La descente aux enfers de Nyrstar, Hamon ou Greenyard est due en grande partie à leur endettement trop élevé. Ces dettes les rendent vulnérables aux turbulences économiques. Quelles sont les entreprises les plus endettées de la Bourse et quelles sont celles qui affichent les bilans les plus sains?

"Emprunter de l’argent coûte aussi de l’argent". La plupart des banques et commerces mettent en garde les clients qui souscrivent des crédits ou font des achats à tempérament. Cet avertissement vaut aussi pour les entreprises. Même si les dettes ne sont pas nécessairement un problème en soi. Si les entreprises empruntent pour investir et que ces investissements leur permettent d’engranger davantage de bénéfices que les intérêts qu’elles doivent rembourser, elles créent de la valeur pour les actionnaires. Les dettes constituent alors un levier pour générer du profit.

Les entreprises qui engrangent des cash flows élevés et réguliers peuvent plus facilement supporter les dettes que celles dont les revenus sont capricieux.

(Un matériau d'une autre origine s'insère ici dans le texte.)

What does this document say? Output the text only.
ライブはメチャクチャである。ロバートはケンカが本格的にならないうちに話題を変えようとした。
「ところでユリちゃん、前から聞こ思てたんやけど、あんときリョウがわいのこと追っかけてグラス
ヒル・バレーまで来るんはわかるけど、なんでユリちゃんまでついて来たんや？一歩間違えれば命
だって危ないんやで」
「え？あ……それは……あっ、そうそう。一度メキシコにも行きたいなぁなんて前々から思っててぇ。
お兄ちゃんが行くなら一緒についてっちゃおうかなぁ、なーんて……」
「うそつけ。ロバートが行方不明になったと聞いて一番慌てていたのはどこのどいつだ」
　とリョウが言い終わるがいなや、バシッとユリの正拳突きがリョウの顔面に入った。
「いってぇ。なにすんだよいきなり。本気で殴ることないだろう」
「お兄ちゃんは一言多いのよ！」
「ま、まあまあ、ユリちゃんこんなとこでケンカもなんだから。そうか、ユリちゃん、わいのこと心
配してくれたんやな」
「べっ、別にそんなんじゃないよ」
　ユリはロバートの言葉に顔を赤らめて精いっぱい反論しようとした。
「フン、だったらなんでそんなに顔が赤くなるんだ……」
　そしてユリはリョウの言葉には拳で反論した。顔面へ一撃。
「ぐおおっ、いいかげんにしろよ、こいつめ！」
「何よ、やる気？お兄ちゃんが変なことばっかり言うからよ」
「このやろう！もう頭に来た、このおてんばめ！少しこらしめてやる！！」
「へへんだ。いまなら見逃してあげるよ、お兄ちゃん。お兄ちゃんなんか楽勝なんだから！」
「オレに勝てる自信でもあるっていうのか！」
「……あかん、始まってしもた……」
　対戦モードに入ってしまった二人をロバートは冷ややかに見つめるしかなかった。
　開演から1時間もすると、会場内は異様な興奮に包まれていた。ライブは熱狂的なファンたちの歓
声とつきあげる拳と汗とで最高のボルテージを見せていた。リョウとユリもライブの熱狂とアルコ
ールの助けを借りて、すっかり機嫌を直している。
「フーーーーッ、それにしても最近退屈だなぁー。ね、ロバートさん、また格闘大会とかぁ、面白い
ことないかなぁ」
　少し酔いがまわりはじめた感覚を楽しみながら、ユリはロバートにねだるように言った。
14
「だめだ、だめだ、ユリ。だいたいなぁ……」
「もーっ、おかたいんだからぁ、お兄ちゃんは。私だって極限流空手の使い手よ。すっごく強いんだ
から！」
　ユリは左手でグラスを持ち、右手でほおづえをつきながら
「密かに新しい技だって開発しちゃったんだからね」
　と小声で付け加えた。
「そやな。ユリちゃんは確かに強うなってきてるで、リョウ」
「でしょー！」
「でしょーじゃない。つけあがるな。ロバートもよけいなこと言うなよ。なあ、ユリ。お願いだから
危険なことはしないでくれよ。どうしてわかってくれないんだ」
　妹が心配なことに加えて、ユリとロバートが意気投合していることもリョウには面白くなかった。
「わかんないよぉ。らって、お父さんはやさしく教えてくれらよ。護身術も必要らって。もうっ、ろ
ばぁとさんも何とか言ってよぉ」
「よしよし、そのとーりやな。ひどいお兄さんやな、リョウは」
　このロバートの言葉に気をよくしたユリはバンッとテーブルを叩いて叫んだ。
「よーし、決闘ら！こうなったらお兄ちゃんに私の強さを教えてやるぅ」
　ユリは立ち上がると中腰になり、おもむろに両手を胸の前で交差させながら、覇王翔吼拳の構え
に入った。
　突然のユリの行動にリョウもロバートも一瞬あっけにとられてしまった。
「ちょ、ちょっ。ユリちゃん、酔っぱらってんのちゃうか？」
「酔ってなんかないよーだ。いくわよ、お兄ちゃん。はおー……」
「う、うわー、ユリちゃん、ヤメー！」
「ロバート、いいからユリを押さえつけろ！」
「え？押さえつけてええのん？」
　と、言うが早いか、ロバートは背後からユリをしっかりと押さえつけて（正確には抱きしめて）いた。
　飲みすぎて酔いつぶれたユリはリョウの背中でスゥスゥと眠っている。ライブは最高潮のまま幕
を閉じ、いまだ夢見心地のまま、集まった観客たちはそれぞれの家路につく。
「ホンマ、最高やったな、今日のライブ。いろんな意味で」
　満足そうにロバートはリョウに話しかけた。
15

Mais si les dettes deviennent trop lourdes, elles peuvent se transformer en cauchemar. Les patrons d’entreprise doivent tenir compte du fait que la conjoncture n’évolue pas de manière linéaire et que certains incidents peuvent soudainement réduire leurs bénéfices. Les dettes doivent rester à un niveau qui ne menace pas la survie des entreprises au moindre recul de l’économie. Si le remboursement des intérêts érode la totalité des bénéfices, l’entreprise ne dispose plus d’aucune marge de manœuvre pour investir, et encore moins pour distribuer un dividende. Un endettement trop élevé fragilise aussi les entreprises en cas de hausse des taux d’intérêt. Les entreprises doivent s’assurer de pouvoir faire face à une légère augmentation des taux.

Un niveau "idéal" d’endettement n’existe pas. Les entreprises qui engrangent des cash flows élevés et réguliers peuvent plus facilement supporter les dettes que celles dont les revenus sont capricieux. C’est ce qui explique que personne ne s’inquiète de l’endettement d’Elia, qui représente 7,5 fois l’excédent brut d’exploitation (ebitda). L’exploitant du réseau de haute tension en Belgique et dans une partie de l’Allemagne bénéficie d’un monopole et engrange des revenus régulés. L’an dernier, le groupe a investi près d’un milliard d’euros pour acquérir la société allemande 50Hertz, une acquisition immédiatement rentable.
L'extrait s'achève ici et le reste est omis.